After completing her junior year at Catawba, Moore, who is from Mocksville, started working at the center full time to help with the summit. She was involved in hiring 11 counselors for the event, including current and former Catawba students.
As part of the summit, 15 Catawba College faculty members representing a variety of disciplines and scientists from Rocky Mountain Institute will be offering small group sessions for participants.
Center for the Environment staff has been working for months on the summit. “My biggest role is going to be getting the counselors trained and organizing the students in a manner that’s going to make it easier to move throughout the campus,” Moore said. For example, she is working on participant notebooks, which will include a map of the campus, a schedule of programs and events and other useful information.

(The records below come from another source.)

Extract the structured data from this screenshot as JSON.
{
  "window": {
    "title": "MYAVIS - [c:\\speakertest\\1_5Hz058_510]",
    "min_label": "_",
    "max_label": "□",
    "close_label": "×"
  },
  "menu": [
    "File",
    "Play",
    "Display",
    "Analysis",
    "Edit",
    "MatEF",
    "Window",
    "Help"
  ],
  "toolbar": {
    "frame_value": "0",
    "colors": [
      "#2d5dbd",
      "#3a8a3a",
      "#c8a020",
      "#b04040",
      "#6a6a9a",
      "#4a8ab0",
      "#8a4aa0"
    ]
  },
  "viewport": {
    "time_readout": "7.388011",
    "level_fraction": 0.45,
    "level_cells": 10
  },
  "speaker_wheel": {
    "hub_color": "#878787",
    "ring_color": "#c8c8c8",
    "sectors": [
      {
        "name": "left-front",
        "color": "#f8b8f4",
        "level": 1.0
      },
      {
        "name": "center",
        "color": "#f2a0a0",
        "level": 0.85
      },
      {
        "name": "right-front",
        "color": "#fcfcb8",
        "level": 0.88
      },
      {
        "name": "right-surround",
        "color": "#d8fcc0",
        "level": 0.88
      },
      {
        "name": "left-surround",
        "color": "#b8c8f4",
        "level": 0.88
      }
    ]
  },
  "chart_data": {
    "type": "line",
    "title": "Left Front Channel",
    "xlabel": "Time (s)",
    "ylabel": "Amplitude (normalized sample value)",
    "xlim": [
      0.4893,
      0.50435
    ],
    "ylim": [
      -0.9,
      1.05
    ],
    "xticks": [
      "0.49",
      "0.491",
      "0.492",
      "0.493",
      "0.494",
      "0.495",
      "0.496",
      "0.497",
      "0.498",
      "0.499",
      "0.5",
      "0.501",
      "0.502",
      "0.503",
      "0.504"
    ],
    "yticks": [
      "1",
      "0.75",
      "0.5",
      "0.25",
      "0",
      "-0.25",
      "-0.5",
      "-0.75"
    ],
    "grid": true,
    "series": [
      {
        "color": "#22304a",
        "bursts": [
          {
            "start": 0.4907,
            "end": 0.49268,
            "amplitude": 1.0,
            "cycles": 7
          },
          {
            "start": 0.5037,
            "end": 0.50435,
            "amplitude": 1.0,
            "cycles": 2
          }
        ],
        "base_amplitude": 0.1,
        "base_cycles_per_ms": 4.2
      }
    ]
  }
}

In addition to the educational elements, Moore said the summit will feature such fun activities as an observatory night, a band, night hikes in the preserve, an on-campus water park night, movies on the lawn and a barbecue. From the time they arrive on the Catawba College campus until they leave, participants will have plenty of chances to learn, create, share, interact, grow, connect and build relationships.
As for her future, Moore said helping with the summit has broadened her own career plans from focusing on field work in the environment to considering working for nonprofit environmental groups. After graduation next spring, she plans on applying to graduate school to earn a master’s degree in international environmental policy.